Si leggono sempre più pronunce giudiziali che riguardano Avvocati che “si fidano troppo” di modelli di intelligenza artificiale generativa e vengono (giustamente) sanzionati per responsabilità aggravata ai sensi dell’articolo 96 del codice di procedura civile.
Gli strumenti “intelligenti” che abbiamo a disposizione sono e possono essere utili, se ne percepiamo i limiti e soprattutto se siamo padroni della materia su cui li stiamo interrogando. Poiché sono basati su calcoli statistici possono incorrere in errori e generare discriminazioni in modo sistematico (e ovviamente la minimizzazione di tali inevitabili rischi dipende dalla qualità della base dati su cui modellano le loro azioni in nostro favore).
I responsabili siamo sempre noi nel momento in cui li utilizziamo e dobbiamo, quindi, farlo con attenzione.
Stessa cosa vale per le PA nel momento in cui ci si interroga su opportunità e limiti di utilizzo di strumenti sempre più automatizzati nei procedimenti amministrativi.
Vecchie domande partite ex lege con l’art. 3 comma 2 del D. Lgs. 39/1993 (cd. firma a stampa per gli atti amministrativi automatizzati) e che hanno dato vita a una vivace giurisprudenza del Consiglio di Stato che ne aveva inizialmente consentito l’utilizzo solo per gli atti non discrezionali (cioè, agli atti cd. vincolati).

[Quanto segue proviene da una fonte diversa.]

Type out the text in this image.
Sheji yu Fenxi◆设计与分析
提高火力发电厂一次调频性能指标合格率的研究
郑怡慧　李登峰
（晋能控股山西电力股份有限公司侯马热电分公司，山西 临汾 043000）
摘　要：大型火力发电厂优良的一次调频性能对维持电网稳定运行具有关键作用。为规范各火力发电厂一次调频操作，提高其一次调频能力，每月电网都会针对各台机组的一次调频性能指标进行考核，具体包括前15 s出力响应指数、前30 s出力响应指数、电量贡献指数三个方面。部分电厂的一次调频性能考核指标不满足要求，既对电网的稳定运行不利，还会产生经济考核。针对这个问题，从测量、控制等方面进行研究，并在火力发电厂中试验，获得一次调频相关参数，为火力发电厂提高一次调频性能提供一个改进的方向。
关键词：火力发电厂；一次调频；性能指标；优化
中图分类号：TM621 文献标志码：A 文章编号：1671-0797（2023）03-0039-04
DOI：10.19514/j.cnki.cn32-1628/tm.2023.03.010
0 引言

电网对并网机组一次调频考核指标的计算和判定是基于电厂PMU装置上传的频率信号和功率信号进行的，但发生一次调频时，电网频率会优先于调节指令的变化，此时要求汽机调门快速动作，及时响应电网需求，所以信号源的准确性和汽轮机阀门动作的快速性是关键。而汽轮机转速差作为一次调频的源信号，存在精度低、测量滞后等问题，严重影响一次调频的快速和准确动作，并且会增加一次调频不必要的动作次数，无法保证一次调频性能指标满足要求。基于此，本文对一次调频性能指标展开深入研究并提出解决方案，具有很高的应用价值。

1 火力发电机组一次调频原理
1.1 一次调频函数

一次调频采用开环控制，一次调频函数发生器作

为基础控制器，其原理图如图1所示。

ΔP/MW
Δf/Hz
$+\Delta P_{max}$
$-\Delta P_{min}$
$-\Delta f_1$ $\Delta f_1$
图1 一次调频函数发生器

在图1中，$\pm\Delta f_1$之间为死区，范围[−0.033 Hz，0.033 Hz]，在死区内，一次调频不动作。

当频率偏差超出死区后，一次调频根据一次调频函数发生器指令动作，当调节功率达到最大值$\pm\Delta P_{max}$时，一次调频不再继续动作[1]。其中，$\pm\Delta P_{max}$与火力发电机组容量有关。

Oggi la giurisprudenza sull’art. 3 del decreto legislativo 39 si è “aggiornata” con l’avvento degli algoritmi “intelligenti“, stabilendo tre pilastri fondamentali:
Riserva di umanità (Human-in-the-loop)
Anche nei procedimenti automatizzati, deve esserci sempre un responsabile umano in grado di controllare, validare o smentire la decisione della macchina. Non è ammessa una delega totale all’algoritmo che escluda il giudizio umano.
Trasparenza algoritmica
L’IA non può essere una “black box” e il cittadino ha sempre diritto di conoscere i criteri e la logica alla base dell’algoritmo (il codice sorgente così come i criteri che hanno determinato l’algoritmo a prendere una decisione sono così equiparati a un documento amministrativo accessibile).

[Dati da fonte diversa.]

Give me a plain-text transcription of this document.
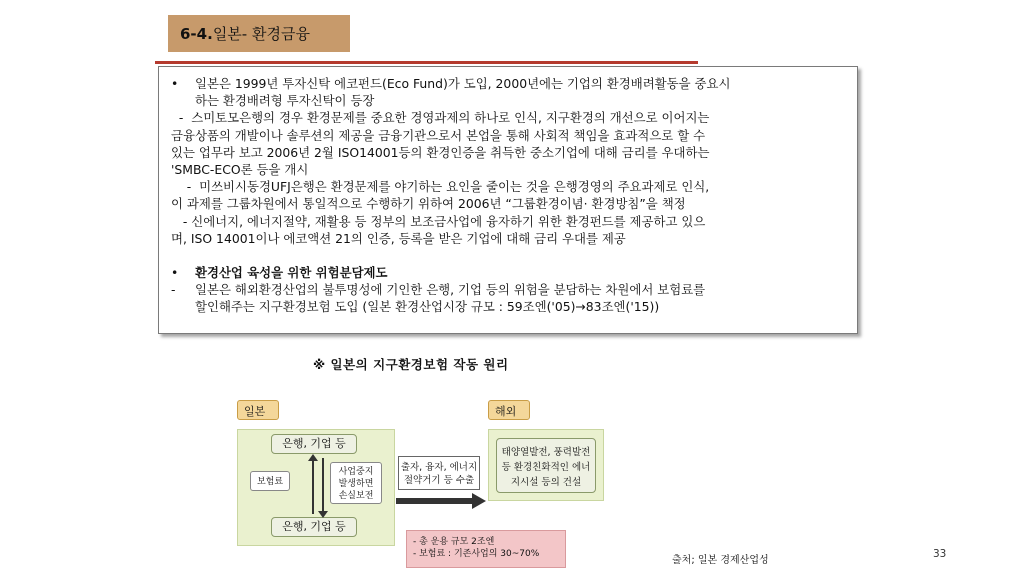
6-4.일본- 환경금융
• 일본은 1999년 투자신탁 에코펀드(Eco Fund)가 도입, 2000년에는 기업의 환경배려활동을 중요시
하는 환경배려형 투자신탁이 등장
-  스미토모은행의 경우 환경문제를 중요한 경영과제의 하나로 인식, 지구환경의 개선으로 이어지는
금융상품의 개발이나 솔루션의 제공을 금융기관으로서 본업을 통해 사회적 책임을 효과적으로 할 수
있는 업무라 보고 2006년 2월 ISO14001등의 환경인증을 취득한 중소기업에 대해 금리를 우대하는
'SMBC-ECO론 등을 개시
-  미쓰비시동경UFJ은행은 환경문제를 야기하는 요인을 줄이는 것을 은행경영의 주요과제로 인식,
이 과제를 그룹차원에서 통일적으로 수행하기 위하여 2006년 “그룹환경이념· 환경방침”을 책정
- 신에너지, 에너지절약, 재활용 등 정부의 보조금사업에 융자하기 위한 환경펀드를 제공하고 있으
며, ISO 14001이나 에코액션 21의 인증, 등록을 받은 기업에 대해 금리 우대를 제공
• 환경산업 육성을 위한 위험분담제도
- 일본은 해외환경산업의 불투명성에 기인한 은행, 기업 등의 위험을 분담하는 차원에서 보험료를
할인해주는 지구환경보험 도입 (일본 환경산업시장 규모 : 59조엔('05)→83조엔('15))
※ 일본의 지구환경보험 작동 원리
일본
은행, 기업 등
은행, 기업 등
보험료
사업중지
발생하면
손실보전
출자, 융자, 에너지
절약거기 등 수출
해외
태양열발전, 풍력발전
등 환경친화적인 에너
지시설 등의 건설
- 총 운용 규모 2조엔
- 보험료 : 기존사업의 30~70%
출처; 일본 경제산업성
33
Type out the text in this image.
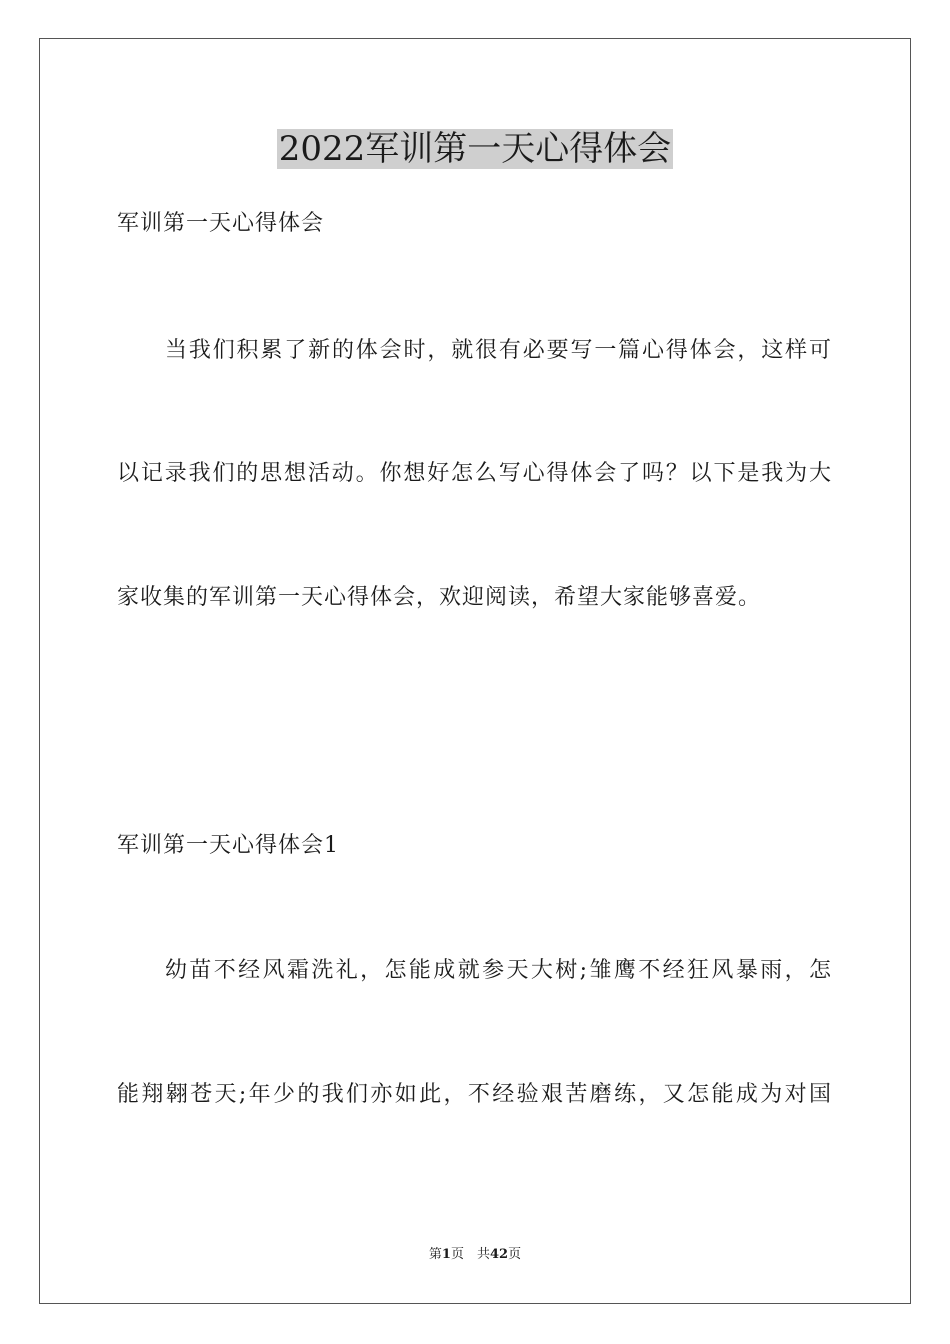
2022军训第一天心得体会
军训第一天心得体会
当我们积累了新的体会时，就很有必要写一篇心得体会，这样可
以记录我们的思想活动。你想好怎么写心得体会了吗？以下是我为大
家收集的军训第一天心得体会，欢迎阅读，希望大家能够喜爱。
军训第一天心得体会1
幼苗不经风霜洗礼，怎能成就参天大树;雏鹰不经狂风暴雨，怎
能翔翱苍天;年少的我们亦如此，不经验艰苦磨练，又怎能成为对国
第1页　共42页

Non discriminazione algoritmica
La PA deve garantire sempre che l’algoritmo non produca effetti discriminatori basati sui dati di input.
Principi che sostanzialmente richiama anche il GDPR con l’art. 22.
C’è estrema necessità di ulteriori specifiche normative?
No, io credo semplicemente che ci sia bisogno di ricordarsi di essere giuristi ed esseri umani, recuperando i principi fondamentali del diritto, reinterpretandoli cum grano salis per questo cambiamento.
Ci sono molti corsi e convegni oggi sull’IA a cui vengo invitato a partecipare, ma – come non l’ho fatto anni fa per la firma digitale o la PEC – non spiegherò mai come si usa uno strumento di IA, al massimo lo lascio fare ad altri.
Semplicemente inviterò a comprenderne opportunità e limiti in punto di diritto.